How to Delete Duplicate Rows that have a Primary Key in SQL

The following examples use SQL to delete duplicate rows that have a primary key or unique identifier column.

Specifically, the examples delete all duplicates except one. So for example, in the case of three identical rows, it deletes two of them and keeps one.

Sample Data

Suppose we have a table with the following data:

SELECT * FROM Dogs;

Result:

+---------+-------------+------------+
| DogId   | FirstName   | LastName   |
|---------+-------------+------------|
| 1       | Bark        | Smith      |
| 2       | Bark        | Smith      |
| 3       | Woof        | Jones      |
| 4       | Ruff        | Robinson   |
| 5       | Wag         | Johnson    |
| 6       | Wag         | Johnson    |
| 7       | Wag         | Johnson    |
+---------+-------------+------------+

The first two rows are duplicates and the last three rows are duplicates (not counting the first column – the primary key).

MariaDB, PostgreSQL, SQLite, & SQL Server

Here’s an example of deleting duplicates from the above table.

This example works in SQL Server, MariaDB, PostgreSQL, and SQLite.

DELETE FROM Dogs 
WHERE DogId IN (
    SELECT DogId FROM Dogs 
    EXCEPT SELECT MIN(DogId) FROM Dogs 
    GROUP BY FirstName, LastName
    );

SELECT * FROM Dogs;

Result:

+---------+-------------+------------+
| DogId   | FirstName   | LastName   |
|---------+-------------+------------|
| 1       | Bark        | Smith      |
| 3       | Woof        | Jones      |
| 4       | Ruff        | Robinson   |
| 5       | Wag         | Johnson    |
+---------+-------------+------------+

Oracle

The previous example almost works in Oracle. But in Oracle, we need to replace EXCEPT with MINUS:

DELETE FROM Dogs 
WHERE DogId IN (
    SELECT DogId FROM Dogs 
    MINUS SELECT MIN(DogId) FROM Dogs 
    GROUP BY FirstName, LastName
    );

SELECT * FROM Dogs;

Result:

+---------+-------------+------------+
| DogId   | FirstName   | LastName   |
|---------+-------------+------------|
| 1       | Bark        | Smith      |
| 3       | Woof        | Jones      |
| 4       | Ruff        | Robinson   |
| 5       | Wag         | Johnson    |
+---------+-------------+------------+

MySQL

MySQL doesn’t support the EXCEPT operator or the MINUS operator. Therefore we need to construct a different query altogether.

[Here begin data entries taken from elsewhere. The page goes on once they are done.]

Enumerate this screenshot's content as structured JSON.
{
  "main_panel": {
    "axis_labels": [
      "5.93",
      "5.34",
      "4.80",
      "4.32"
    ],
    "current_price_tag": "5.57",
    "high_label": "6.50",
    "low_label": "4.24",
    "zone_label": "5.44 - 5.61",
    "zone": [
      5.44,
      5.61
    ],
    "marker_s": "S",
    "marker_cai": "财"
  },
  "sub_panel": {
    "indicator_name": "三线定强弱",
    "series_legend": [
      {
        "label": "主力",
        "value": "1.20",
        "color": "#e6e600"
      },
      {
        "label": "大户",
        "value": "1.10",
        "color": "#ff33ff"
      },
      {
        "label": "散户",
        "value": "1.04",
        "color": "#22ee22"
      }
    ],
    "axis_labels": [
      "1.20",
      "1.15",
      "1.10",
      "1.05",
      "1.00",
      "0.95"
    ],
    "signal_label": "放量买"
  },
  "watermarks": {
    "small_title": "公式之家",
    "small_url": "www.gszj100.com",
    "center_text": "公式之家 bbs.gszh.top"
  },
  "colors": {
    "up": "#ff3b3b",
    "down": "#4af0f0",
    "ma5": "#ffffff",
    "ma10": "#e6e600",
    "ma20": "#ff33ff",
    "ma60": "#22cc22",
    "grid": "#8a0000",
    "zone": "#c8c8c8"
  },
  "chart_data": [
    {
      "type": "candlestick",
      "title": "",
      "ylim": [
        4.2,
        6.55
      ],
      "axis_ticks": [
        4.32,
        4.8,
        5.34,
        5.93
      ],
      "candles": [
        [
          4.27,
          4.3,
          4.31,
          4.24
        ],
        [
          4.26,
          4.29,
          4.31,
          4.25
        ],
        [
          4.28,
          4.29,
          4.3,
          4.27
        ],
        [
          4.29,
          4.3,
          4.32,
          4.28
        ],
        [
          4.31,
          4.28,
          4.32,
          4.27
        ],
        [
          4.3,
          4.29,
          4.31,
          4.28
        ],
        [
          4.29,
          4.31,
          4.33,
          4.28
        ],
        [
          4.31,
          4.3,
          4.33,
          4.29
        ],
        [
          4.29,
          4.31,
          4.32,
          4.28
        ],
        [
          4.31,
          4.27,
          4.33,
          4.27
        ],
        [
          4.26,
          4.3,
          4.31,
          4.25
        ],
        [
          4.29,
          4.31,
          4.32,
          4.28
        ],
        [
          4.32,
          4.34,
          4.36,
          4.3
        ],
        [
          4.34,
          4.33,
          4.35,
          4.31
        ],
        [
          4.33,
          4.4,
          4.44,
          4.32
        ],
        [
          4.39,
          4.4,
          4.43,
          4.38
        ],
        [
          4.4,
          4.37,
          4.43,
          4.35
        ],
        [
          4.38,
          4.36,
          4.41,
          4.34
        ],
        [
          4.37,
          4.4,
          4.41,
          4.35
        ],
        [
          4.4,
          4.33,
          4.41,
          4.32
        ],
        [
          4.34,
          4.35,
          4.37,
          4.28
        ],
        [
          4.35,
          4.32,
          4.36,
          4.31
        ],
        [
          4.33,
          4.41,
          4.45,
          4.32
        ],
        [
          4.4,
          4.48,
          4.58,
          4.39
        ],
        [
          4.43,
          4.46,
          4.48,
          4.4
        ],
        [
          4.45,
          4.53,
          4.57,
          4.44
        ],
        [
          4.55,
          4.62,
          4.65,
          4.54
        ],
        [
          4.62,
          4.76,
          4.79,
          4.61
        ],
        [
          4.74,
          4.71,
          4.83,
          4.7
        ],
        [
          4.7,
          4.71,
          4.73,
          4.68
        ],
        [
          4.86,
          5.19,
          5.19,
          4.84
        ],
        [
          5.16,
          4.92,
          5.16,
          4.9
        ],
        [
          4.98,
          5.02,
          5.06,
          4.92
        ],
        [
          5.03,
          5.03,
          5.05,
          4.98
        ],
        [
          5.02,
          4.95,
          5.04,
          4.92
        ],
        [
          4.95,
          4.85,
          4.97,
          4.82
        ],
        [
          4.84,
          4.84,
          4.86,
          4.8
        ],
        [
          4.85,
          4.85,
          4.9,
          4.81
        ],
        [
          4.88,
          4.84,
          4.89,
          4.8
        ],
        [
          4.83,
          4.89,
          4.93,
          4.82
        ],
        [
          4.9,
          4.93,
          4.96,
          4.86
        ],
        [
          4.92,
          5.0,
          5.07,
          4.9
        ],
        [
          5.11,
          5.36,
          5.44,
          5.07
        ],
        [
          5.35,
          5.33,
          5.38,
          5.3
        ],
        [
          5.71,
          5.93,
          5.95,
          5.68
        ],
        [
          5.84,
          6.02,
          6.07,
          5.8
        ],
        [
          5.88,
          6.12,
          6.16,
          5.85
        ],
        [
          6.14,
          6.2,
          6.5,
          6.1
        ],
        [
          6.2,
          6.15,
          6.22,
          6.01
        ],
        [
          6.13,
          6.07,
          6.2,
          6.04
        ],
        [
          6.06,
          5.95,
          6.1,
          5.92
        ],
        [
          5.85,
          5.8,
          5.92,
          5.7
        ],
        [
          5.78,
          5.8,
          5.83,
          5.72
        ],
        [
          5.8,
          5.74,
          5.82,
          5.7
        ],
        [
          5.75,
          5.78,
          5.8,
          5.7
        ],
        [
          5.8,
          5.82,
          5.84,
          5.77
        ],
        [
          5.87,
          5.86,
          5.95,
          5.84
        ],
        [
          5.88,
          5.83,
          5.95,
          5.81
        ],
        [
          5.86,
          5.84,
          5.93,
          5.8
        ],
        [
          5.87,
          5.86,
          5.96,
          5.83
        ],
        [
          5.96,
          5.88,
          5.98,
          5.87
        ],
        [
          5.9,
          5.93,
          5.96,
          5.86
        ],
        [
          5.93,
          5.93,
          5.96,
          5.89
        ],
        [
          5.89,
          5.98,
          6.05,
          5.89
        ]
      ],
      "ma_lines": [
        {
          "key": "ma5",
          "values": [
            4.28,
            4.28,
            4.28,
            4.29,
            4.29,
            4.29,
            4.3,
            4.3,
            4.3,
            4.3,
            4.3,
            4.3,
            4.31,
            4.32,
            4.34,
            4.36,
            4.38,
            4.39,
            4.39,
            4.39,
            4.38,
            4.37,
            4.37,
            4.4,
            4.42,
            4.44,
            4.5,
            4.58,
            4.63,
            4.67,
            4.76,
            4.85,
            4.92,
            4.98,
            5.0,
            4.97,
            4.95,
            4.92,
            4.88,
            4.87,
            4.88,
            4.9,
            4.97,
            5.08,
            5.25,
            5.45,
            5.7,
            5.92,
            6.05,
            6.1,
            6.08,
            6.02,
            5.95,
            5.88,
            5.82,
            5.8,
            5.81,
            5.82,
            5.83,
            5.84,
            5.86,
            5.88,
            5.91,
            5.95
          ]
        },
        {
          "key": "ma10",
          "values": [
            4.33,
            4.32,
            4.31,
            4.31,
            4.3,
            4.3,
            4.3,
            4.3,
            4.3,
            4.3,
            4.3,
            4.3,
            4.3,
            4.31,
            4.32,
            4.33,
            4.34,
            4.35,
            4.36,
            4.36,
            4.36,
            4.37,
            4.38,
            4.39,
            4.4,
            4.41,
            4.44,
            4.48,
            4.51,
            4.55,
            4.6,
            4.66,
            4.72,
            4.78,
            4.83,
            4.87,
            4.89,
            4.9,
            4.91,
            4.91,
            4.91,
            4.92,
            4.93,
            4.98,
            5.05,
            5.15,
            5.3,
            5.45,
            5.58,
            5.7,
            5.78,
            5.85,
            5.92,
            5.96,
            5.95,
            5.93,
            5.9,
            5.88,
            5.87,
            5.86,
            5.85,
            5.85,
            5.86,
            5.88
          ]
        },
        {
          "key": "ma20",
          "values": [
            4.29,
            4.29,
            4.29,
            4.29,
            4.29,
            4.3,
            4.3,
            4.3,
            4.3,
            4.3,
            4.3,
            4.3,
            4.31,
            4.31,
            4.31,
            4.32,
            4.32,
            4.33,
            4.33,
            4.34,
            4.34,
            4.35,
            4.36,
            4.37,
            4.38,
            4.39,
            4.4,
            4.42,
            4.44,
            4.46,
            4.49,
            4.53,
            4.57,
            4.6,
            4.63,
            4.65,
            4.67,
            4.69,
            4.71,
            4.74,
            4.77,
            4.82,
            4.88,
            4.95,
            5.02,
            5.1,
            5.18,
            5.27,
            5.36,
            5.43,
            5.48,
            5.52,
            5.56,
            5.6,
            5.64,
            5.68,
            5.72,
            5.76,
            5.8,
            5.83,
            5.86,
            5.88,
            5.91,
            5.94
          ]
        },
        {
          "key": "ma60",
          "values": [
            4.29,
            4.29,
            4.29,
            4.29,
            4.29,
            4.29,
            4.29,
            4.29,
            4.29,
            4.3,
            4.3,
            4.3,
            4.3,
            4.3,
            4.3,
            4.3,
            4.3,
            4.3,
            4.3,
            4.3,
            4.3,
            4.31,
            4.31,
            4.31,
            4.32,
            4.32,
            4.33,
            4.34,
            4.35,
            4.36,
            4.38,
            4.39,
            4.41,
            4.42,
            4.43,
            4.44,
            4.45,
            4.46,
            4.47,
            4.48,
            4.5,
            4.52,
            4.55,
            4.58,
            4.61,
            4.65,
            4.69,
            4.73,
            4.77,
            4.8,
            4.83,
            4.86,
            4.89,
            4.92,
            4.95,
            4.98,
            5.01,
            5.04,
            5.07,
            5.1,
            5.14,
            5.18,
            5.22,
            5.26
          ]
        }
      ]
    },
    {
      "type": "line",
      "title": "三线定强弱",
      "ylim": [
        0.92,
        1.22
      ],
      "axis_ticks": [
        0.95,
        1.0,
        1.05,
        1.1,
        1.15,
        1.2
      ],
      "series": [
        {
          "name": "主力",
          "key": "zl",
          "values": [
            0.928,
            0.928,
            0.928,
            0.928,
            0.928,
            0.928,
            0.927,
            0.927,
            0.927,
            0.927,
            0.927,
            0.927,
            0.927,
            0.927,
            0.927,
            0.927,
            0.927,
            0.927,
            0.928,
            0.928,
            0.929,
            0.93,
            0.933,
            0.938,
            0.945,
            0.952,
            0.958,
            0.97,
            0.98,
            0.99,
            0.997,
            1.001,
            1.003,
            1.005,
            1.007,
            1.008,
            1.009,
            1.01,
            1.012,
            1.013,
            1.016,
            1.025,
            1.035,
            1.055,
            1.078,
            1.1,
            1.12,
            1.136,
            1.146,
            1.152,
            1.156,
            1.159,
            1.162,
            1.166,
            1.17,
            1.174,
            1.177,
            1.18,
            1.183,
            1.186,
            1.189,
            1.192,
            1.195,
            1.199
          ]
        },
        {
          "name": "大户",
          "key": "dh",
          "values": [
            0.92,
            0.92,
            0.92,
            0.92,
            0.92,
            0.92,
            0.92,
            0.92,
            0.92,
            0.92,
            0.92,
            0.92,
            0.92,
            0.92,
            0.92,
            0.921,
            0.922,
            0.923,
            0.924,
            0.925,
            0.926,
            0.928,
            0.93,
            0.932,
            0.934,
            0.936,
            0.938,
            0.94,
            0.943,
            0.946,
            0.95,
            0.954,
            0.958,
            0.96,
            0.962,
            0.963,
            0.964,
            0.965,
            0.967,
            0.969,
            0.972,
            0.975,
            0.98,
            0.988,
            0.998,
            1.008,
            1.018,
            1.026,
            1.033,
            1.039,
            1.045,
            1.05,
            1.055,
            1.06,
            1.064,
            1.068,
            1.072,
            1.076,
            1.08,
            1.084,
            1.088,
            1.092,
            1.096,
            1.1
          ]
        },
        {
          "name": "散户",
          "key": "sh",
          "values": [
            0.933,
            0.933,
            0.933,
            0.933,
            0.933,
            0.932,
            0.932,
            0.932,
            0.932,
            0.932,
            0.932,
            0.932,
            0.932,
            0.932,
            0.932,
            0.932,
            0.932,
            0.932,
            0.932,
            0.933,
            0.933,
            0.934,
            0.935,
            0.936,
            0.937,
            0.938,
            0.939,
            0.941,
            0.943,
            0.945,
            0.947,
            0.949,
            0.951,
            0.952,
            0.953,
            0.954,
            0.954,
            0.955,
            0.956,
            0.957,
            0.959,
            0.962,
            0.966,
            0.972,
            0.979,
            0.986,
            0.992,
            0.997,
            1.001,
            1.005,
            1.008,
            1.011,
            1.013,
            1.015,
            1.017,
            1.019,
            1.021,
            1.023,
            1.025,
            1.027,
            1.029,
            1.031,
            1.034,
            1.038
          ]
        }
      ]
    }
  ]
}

The following query gets the job done:

DELETE d1 FROM Dogs d1
INNER JOIN Dogs d2
WHERE
    d1.DogId > d2.DogId AND
    d1.FirstName = d2.FirstName AND
    d1.LastName = d2.LastName;

SELECT * FROM Dogs;

Result:

+---------+-------------+------------+
| DogId   | FirstName   | LastName   |
|---------+-------------+------------|
| 1       | Bark        | Smith      |
| 3       | Woof        | Jones      |
| 4       | Ruff        | Robinson   |
| 5       | Wag         | Johnson    |
+---------+-------------+------------+

Using a CTE to Delete Duplicates

See Using a CTE with a DELETE Statement in SQL Server to Remove Duplicates for a step-by-step guide to deleting duplicate rows using a CTE. This includes viewing the data to be deleted before deleting it.

Logging Deleted Rows

Some RDBMSs provide us with a handy clause that allows us to see or log all deleted rows. For example:

  • PostgreSQL has the RETURNING clause that returns a list of the rows that were deleted.
  • SQL Server has the OUTPUT clause that does the same thing, but also allows us to insert the deleted rows into another table or table variable.